The Minister identified several areas of existing or developing Scottish Government activity. He referred to ‘ongoing activity through the innovation cluster’ and highlighted ‘the role of the Scottish AI Register,’ which he described as providing ‘a level of compliance and transparency, alongside technical and strategic guidance for organisations engaging with AI systems.’ He also referred to the ‘new Sustainable Digital Public Services Delivery Plan,’ describing it as a document that ‘acts as a refreshed Digital Strategy for Scotland’ and sets priorities for ‘resilient, ethical and future focused digital public services.’ The response therefore confirms that Scotland is already developing relevant governance and digital delivery structures, even if the precise relationship between those structures and a broader AI compliance framework remains open for further analysis.

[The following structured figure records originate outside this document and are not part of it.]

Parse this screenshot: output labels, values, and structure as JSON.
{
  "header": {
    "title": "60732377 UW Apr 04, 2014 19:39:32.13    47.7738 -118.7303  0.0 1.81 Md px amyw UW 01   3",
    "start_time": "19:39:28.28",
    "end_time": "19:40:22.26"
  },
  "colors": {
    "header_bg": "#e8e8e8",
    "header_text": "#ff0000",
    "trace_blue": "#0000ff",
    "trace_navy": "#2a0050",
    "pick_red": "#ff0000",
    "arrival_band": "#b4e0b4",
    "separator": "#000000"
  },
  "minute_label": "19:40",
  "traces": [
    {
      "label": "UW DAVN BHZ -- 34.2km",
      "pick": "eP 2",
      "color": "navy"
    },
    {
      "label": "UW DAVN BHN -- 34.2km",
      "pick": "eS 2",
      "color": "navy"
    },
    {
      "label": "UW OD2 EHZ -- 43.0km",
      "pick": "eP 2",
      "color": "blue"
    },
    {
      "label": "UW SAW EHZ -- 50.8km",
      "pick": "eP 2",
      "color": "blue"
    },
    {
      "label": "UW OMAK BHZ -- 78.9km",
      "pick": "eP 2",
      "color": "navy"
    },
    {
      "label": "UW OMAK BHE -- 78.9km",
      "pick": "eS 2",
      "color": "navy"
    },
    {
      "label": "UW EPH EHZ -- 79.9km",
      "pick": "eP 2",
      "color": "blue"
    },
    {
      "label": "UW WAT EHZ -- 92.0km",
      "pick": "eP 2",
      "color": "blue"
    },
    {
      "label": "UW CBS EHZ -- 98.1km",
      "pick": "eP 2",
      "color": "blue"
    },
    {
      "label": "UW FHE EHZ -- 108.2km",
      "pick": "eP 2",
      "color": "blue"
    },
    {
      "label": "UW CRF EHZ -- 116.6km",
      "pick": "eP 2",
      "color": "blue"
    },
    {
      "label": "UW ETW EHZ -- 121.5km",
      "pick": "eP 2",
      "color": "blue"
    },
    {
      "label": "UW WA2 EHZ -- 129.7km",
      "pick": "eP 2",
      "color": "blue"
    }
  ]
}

AI Scotland and wider delivery programmes

The Minister further listed key programmes and activities supporting AI and related dependencies in Scotland. These included ‘Launching AI Scotland as a national change programme to encourage investment in, and adoption of, AI across the economy,’ supporting sectoral clusters in areas including ‘FinTech, GovTech, MedTech,’ and transformational technologies including ‘quantum, photonics, and AI.’ He also referred to ‘continued investment in digital infrastructure’ and support for ‘Scottish businesses, the third sector, and other organisations to enhance their cyber resilience.’ Finally, he noted that ‘a refreshed National AI Strategy was published on 20 March’ and encouraged review of the new publication. These points are important because they show that the Scottish Government’s response did not reject the premise of the briefing. Instead, it located the issue within a wider developing policy and delivery landscape.

Conclusion

This correspondence can be summarised as a constructive and appreciative policy exchange. AIJurium raised the need to consider practical AI compliance and assurance capacity in Scotland, especially in relation to generative AI adoption, organisational customisation, accountability, and EU interoperability. Keith Brown MSP formally referred the issue to the Minister for Business and Employment, and the Minister confirmed that Scottish Government AI policy officials had considered the points and provided coordinated advice. The Minister’s recognition of the ‘high-quality insight offered’ is particularly significant, as it confirms that the briefing was received as a serious contribution to Scotland’s AI governance discussion. The response also identifies a useful next direction. Future work could usefully review the current developments identified in the Minister’s response through the lens of the Scotland AI Compliance Framework. This would involve considering how the Scottish AI Register, the Sustainable Digital Public Services Delivery Plan, AI Scotland, the innovation cluster, cyber resilience work, and the refreshed National AI Strategy relate to the assurance and compliance issues raised in the briefing. Such a review could help identify where existing activity already addresses these questions and where AIJurium may be able to offer a more targeted and constructive contribution.